На совхозную картошку стали привозить школьников. Это шумное, шныристое племя, высыпав на берег, первым делом устремлялось искать по курятникам и закуткам птичье перо. Не дай бог, попадется на глаза живая курица – загоняют и отеребят. Вера Носарева едва спасла своего петуха: зажав вдвоем меж ног, его уже доканывали. После этого чудо какой голосистый, петух уже и не кукарекал, а только жалобно по-утиному крякал, – смертный страх даром ему не прошел. Куриное перо работнички втыкали в картофелины и с силой подбрасывали вверх – игрушка летела обратно со свистящим красивым рулением. А всего потешней, если она находила цель, угадывала на чью-нибудь склоненную спину. Просто швырять картошку – хулиганство, а с пером – игра. Играли – такой народ! Что с него взять? Но, рассыпавшись по полю, иногда для чего-то и нагибались, что-то подбирали, что-то отвозила на берег машина. Наверно, и старшие, кто был с ними, присматривали и подгоняли. Дарья однажды издали наблюдала: галдят, жгут костры и, окружив, караулят их, чтобы ненароком не убежали, но кто работает – подвигается споро, вырывает ботву как коноплю. А что там остается в земле, знает одна земля. Раньше, оберегая, чистя себя, готовясь к новому урожаю, она сама выказывала худую работу на глаза, а теперь, перед смертью, и ей было все равно.
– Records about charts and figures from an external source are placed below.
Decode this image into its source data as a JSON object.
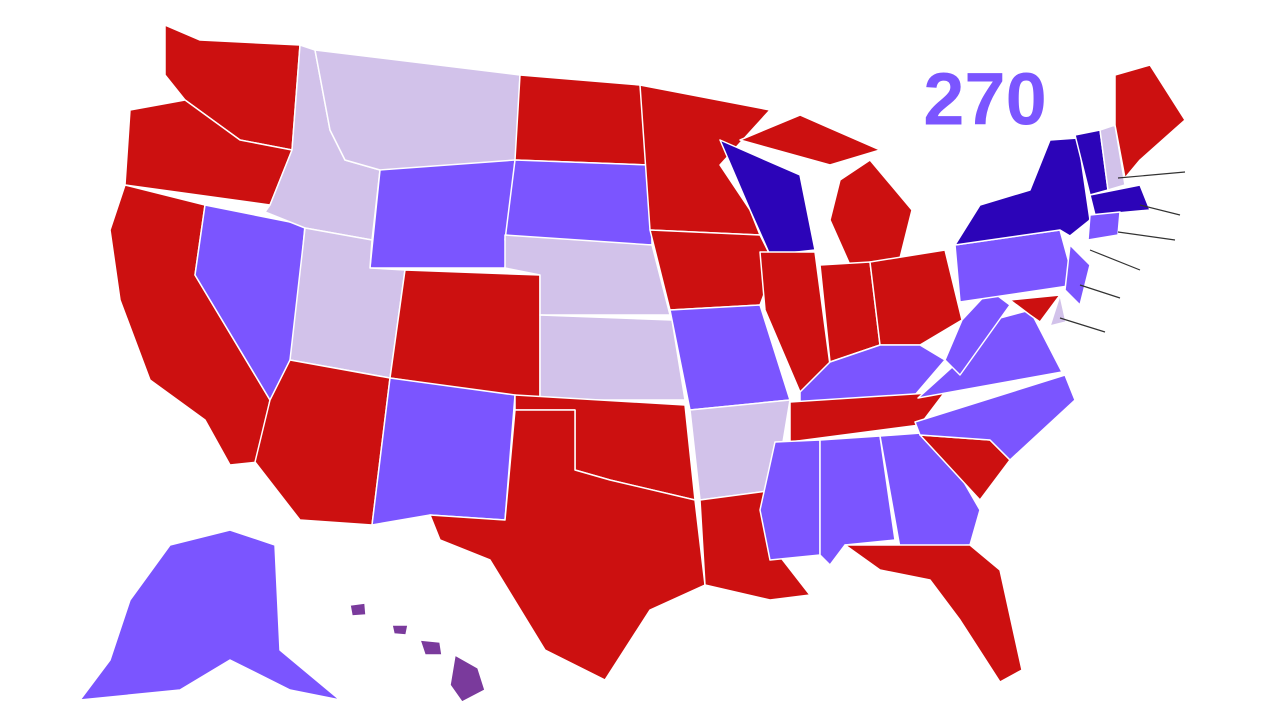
{
  "header": {
    "title": "270"
  }
}
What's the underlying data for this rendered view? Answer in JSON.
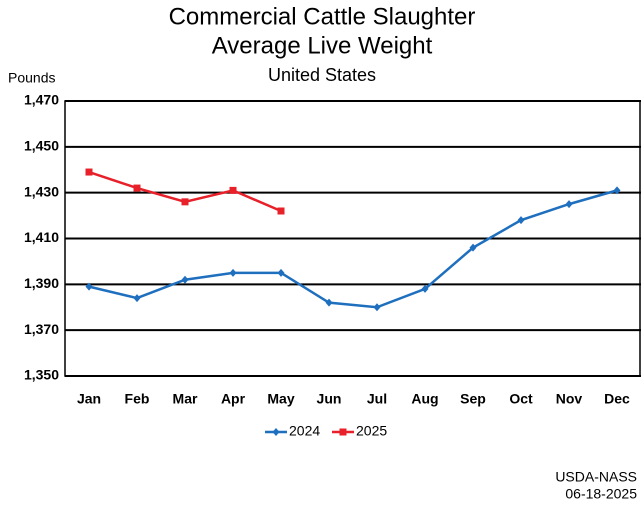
{
  "chart_data": {
    "type": "line",
    "title": "Commercial Cattle Slaughter",
    "subtitle": "Average Live Weight",
    "subtitle2": "United States",
    "y_label": "Pounds",
    "categories": [
      "Jan",
      "Feb",
      "Mar",
      "Apr",
      "May",
      "Jun",
      "Jul",
      "Aug",
      "Sep",
      "Oct",
      "Nov",
      "Dec"
    ],
    "series": [
      {
        "name": "2024",
        "color": "#1f6fbf",
        "marker": "diamond",
        "values": [
          1389,
          1384,
          1392,
          1395,
          1395,
          1382,
          1380,
          1388,
          1406,
          1418,
          1425,
          1431
        ]
      },
      {
        "name": "2025",
        "color": "#e8202a",
        "marker": "square",
        "values": [
          1439,
          1432,
          1426,
          1431,
          1422,
          null,
          null,
          null,
          null,
          null,
          null,
          null
        ]
      }
    ],
    "ylim": [
      1350,
      1470
    ],
    "yticks": [
      {
        "value": 1350,
        "label": "1,350"
      },
      {
        "value": 1370,
        "label": "1,370"
      },
      {
        "value": 1390,
        "label": "1,390"
      },
      {
        "value": 1410,
        "label": "1,410"
      },
      {
        "value": 1430,
        "label": "1,430"
      },
      {
        "value": 1450,
        "label": "1,450"
      },
      {
        "value": 1470,
        "label": "1,470"
      }
    ],
    "grid": true,
    "legend": "bottom",
    "source": "USDA-NASS",
    "date": "06-18-2025"
  }
}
В помощь ребятишкам снимали с разных служб в поселке женщин – из конторы, больницы, детсада, столовой – откуда только можно. Совхозное начальство, не без понуканий, конечно, со стороны, считало нужным прежде всего прибраться на дальней и неудобной Матёре, сюда и гнали людей. И прибрались, верно, быстро: в прежние годы самая бы страда, самая работа, и нынче – все, конец, хоть праздник справляй. За центнерами не гнались: сколько окажется, столько и ладно, была бы очищена земля. За центнеры никто не спрашивал. Новому совхозу разрешили в первые годы вести хозяйство не в прибыток, а в убыток – чего ж было на приговоренных, затопляемых пашнях подбирать колоски или выколупывать всю до единой картошку? Пришло время обходиться без того, что давала эта земля.
Из материнских баб на совхозную картошку мало кто ходил: сидели на собственной. В последний раз собрался в деревне свой народ. Но теперь в отличие от сенокоса не сходились вместе, не пели песен, не вели о подступающей жизни бесед – торопились, каждый жил в своем доме, в своем огороде своим, а подступающее затопление уже и без бесед брало за горло. Отрывали от школы ребятишек, нанимали работниц: четвертый куль – твой, но скорей, скорей… Люди приберутся, перестанет ходить катер, таскать за собой паром – и будешь прыгать, кричать перевозу. Совхозное добро вон уже отплавили, поля за выгоном опустели и примолкли, все больше оголялась и сквозила Матёра. Да и какие песни – полдеревни сгорело, а уцелевшие, расцепленные, раздерганные на звенья избенки до того потратились и вжались в землю от страха, до того казались жалкими и старыми, что и понять нельзя было, как в них жили. Какие песни! Горели уже материнские леса, и в иной день остров, окутанный дымом, с чужого берега было не видать – туда, на дым, и плыли.